Gene-editing technology TALEN shows potential to treat SCD: Study
Treatment was able to correct disease-causing mutation in patient cells
TALEN, a gene-editing technology being used by the clinical-stage biopharmaceutical company Cellectis to develop potentially life-changing therapies, was able to correct the mutation that causes sickle cell disease (SCD) in patient cells.
That’s according to a new study published by researchers from the company, along with colleagues from the Université Paris Cité’s Imagine Institute, in France.
“SCD is a devastating blood disorder affecting millions of individuals worldwide. The TALEN gene therapy approach could represent a new alternative treatment, especially for patients with limited therapeutic options,” Julien Valton, PhD, vice president of gene therapy at Cellectis, said in a company press release. “This gene editing process bears a strong therapeutic potential as it could be easily used to correct point mutations associated to many other genetic diseases.”
The study, “Non-viral DNA delivery and TALEN editing correct the sickle cell mutation in hematopoietic stem cells,” was published in the journal Nature Communications.
The researchers say their work “paves the way for TALEN-based … gene therapy for sickle cell disease.”
TALEN gene-editing technology has key differences from Casgevy’s
SCD is caused by mutations in the HBB gene, which provides instruction to make part of hemoglobin — the protein that red blood cells use to carry oxygen through the bloodstream. These mutations lead to the production of an abnormal form of hemoglobin that clumps up inside red blood cells, deforming them into the sickle-like shape that gives the disease its name.
Gene editing is a field of technology that aims to change the genetic code within a patient’s cells as a means of treating a given disease. The first gene-editing treatment for sickle cell, Casgevy (exagamglogene autotemcel), was approved in the U.S. late last year.

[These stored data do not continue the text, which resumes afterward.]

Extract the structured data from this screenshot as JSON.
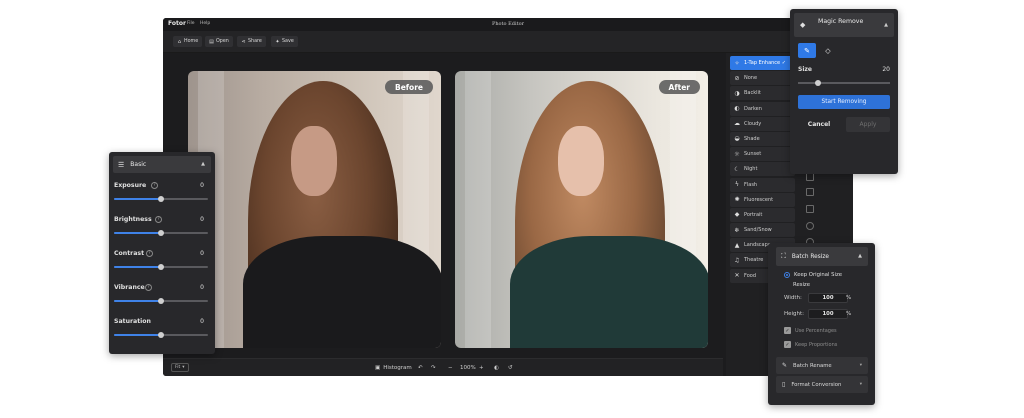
{
  "window": {
    "brand": "Fotor",
    "menu": [
      "File",
      "Help"
    ],
    "title": "Photo Editor"
  },
  "toolbar": {
    "home": "Home",
    "open": "Open",
    "share": "Share",
    "save": "Save"
  },
  "canvas": {
    "before_label": "Before",
    "after_label": "After"
  },
  "statusbar": {
    "fit": "Fit",
    "histogram": "Histogram",
    "zoom": "100%"
  },
  "filters": [
    {
      "label": "1-Tap Enhance ✓",
      "icon": "magic-wand-icon",
      "active": true
    },
    {
      "label": "None",
      "icon": "none-icon",
      "active": false
    },
    {
      "label": "Backlit",
      "icon": "backlit-icon",
      "active": false
    },
    {
      "label": "Darken",
      "icon": "darken-icon",
      "active": false
    },
    {
      "label": "Cloudy",
      "icon": "cloud-icon",
      "active": false
    },
    {
      "label": "Shade",
      "icon": "shade-icon",
      "active": false
    },
    {
      "label": "Sunset",
      "icon": "sunset-icon",
      "active": false
    },
    {
      "label": "Night",
      "icon": "moon-icon",
      "active": false
    },
    {
      "label": "Flash",
      "icon": "flash-icon",
      "active": false
    },
    {
      "label": "Fluorescent",
      "icon": "fluorescent-icon",
      "active": false
    },
    {
      "label": "Portrait",
      "icon": "portrait-icon",
      "active": false
    },
    {
      "label": "Sand/Snow",
      "icon": "snow-icon",
      "active": false
    },
    {
      "label": "Landscape",
      "icon": "landscape-icon",
      "active": false
    },
    {
      "label": "Theatre",
      "icon": "music-note-icon",
      "active": false
    },
    {
      "label": "Food",
      "icon": "food-icon",
      "active": false
    }
  ],
  "basic": {
    "title": "Basic",
    "adjustments": [
      {
        "label": "Exposure",
        "value": "0",
        "level": 0.5
      },
      {
        "label": "Brightness",
        "value": "0",
        "level": 0.5
      },
      {
        "label": "Contrast",
        "value": "0",
        "level": 0.5
      },
      {
        "label": "Vibrance",
        "value": "0",
        "level": 0.5
      },
      {
        "label": "Saturation",
        "value": "0",
        "level": 0.5
      }
    ]
  },
  "magic": {
    "title": "Magic Remove",
    "size_label": "Size",
    "size_value": "20",
    "size_level": 0.22,
    "start": "Start Removing",
    "cancel": "Cancel",
    "apply": "Apply"
  },
  "batch": {
    "title": "Batch Resize",
    "keep_original": "Keep Original Size",
    "resize": "Resize",
    "width_label": "Width:",
    "width_value": "100",
    "height_label": "Height:",
    "height_value": "100",
    "unit": "%",
    "use_percentages": "Use Percentages",
    "keep_proportions": "Keep Proportions",
    "batch_rename": "Batch Rename",
    "format_conversion": "Format Conversion"
  },
  "colors": {
    "accent": "#2f79e6",
    "panel": "#28282b",
    "window": "#1c1c1e"
  }
}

Casgevy uses a specific gene-editing technology called CRISPR/Cas-9. Very simply, this molecular technology works by first making a break at a specific point in a gene. Then, when the cell’s DNA-repair machinery is activated to fix the break, the sequence of the gene can be tweaked.
TALEN, short for transcription activator-like effector nuclease, is a gene-editing technology that works similarly to CRISPR. The key differences are that TALEN is generally a bit less efficient than CRISPR, but also much more specific, so it’s less likely to cause off-target effects.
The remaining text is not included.